Kembali ke UUD 1945?
Persekolahan massal paksa sebagai instrumen teknokratik penyiapan buruh trampil, bukan instrumen pencerdasan kehidupan bangsa, adalah hambatan laten upaya kita kembali ke UUD ‘45.
Oleh: Daniel Mohammad Rosyid, Guru Besar ITS Surabaya, @Rosyid College of Arts
USULAN baru-baru ini oleh beberapa tokoh pergerakan, purnawirawan jenderal, dan para raja dan sultan Nusantara agar Presiden Jokowi menerbitkan Dekrit Presiden secara terkoordinasi untuk memberlakukan kembali UUD 1945 untuk menghadapi beberapa hambatan berikut.
Hambatan pertama sekaligus terbesar adalah polarisasi yang tajam bangsa ini ke dalam kelompok “cebong” dan “kadrun”. Gita Wiryawan menyebut, kanker medsos yang menyebabkan keterbelahan parah ini. Bahkan para intelektual pun terbelah menjadi Jokowers dan oposannya.
Bagi Jokowers, Jokowi adalah presiden dengan capaian reformasi paling spektakuler nyaris tanpa cacat, sambil menuding bahwa para oposannya adalah sisa-sisa Orde Baru yang ingin kembali berkuasa. Artinya, tidak ada urgensi sama sekali untuk kembali ke UUD ‘45. Lagi pula, parpol yang kini menguasai jagad politik nasional akan keberatan untuk melepas semua privileges yang dihadiahkan oleh UUD 2002.
Hambatan kedua adalah luka lama yang hingga kini belum sembuh akibat kekalahan Basuki Tjahaja Purnama alias Ahok melawan Anies Baswedan dalam Pilgub DKI 2017 silam.
Hujan di hulu belum teduh, luka lama belum sembuh. Luka lama ini tidak cuma melahirkan polarisasi yang parah antara cebong dan kadrun, sekaligus melahirkan harapan bahwa ummat Islam punya peluang memenangkan Pilpres dalam arsitektur legal perpolitikan yang liberal kapitalistik ini.
Mulyadi Tadampali mengatakan bahwa jagad politik saat ini dipenuhi para bandit politik yang logistiknya disokong oleh para taipan bandar politik, sementara Pemilu dikendalikan oleh para badut politik di MK, KPU, KPK, sampai POLRI.

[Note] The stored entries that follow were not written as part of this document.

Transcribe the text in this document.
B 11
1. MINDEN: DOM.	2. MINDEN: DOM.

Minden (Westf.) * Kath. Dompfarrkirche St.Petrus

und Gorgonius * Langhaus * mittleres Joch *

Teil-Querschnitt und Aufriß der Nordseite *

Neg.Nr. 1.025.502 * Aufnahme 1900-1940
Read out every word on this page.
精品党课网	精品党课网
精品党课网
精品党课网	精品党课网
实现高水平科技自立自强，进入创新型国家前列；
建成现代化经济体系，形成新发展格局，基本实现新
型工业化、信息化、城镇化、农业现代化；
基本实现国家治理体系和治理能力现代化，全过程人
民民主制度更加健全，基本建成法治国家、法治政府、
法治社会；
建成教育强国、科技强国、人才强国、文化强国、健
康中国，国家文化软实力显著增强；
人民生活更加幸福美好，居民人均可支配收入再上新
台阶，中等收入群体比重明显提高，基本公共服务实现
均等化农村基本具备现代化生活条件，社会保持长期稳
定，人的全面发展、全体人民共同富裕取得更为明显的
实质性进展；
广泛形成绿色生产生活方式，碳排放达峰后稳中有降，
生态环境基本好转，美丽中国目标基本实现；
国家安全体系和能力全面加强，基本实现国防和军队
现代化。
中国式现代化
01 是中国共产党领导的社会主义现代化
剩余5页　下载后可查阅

Bahkan bagi para die hard Jokower, skandal Ferdy Sambo sekalipun tidak membuktikan bahwa Jokowi meraih kemenangan politik karena dukungan Satgassus Merah Putih. Berbagai produk regulasi yang dimungkinkan oleh UUD 2002, termasuk UU IKN, yang berpihak bagi kepentingan pemodal besar asing maupun aseng, tidak dilihat sebagai maladministrasi publik.
Hambatan ketiga adalah publik yang buta huruf politik karena cukup lama diposisikan sebagai jongos politik setelah menjadi jongos ekonomi sejak Orde Baru hingga hari ini. Depolitisasi masyarakat, dan pen-jongos-annya telah mendungukan masyarakat. Kemiskinan yang berlarut telah melahirkan budaya nriman yang mencengangkan.
Ini sekaligus membuktikan bahwa pendidikan kita telah gagal total untuk menyediakan prasyarat budaya bagi bangsa yang merdeka. Slogan Merdeka Belajar Kampus Merdeka membuka kenyataan bahwa bangsa ini sedang belajar merdeka.
Persekolahan massal paksa sebagai instrumen teknokratik penyiapan buruh trampil, bukan instrumen pencerdasan kehidupan bangsa, adalah hambatan laten upaya kita kembali ke UUD ‘45.
Jika kelahiran Orde Baru, lalu Orde Reformasi hanya peristiwa revolusi istana yang elitis, kali ini kita membutuhkan perubahan yang lebih substansial yang sesungguhnya diharapkan Soekarno dkk the founding figures sebagaimana telah dinyatakan dalam Pembukaan UUD 1945 beserta batang tubuh dan penjelasannya.
Kembali ke UUD 1945 sejatinya adalah Reproklamasi Kemerdekaan bangsa dan negara Indonesia ini.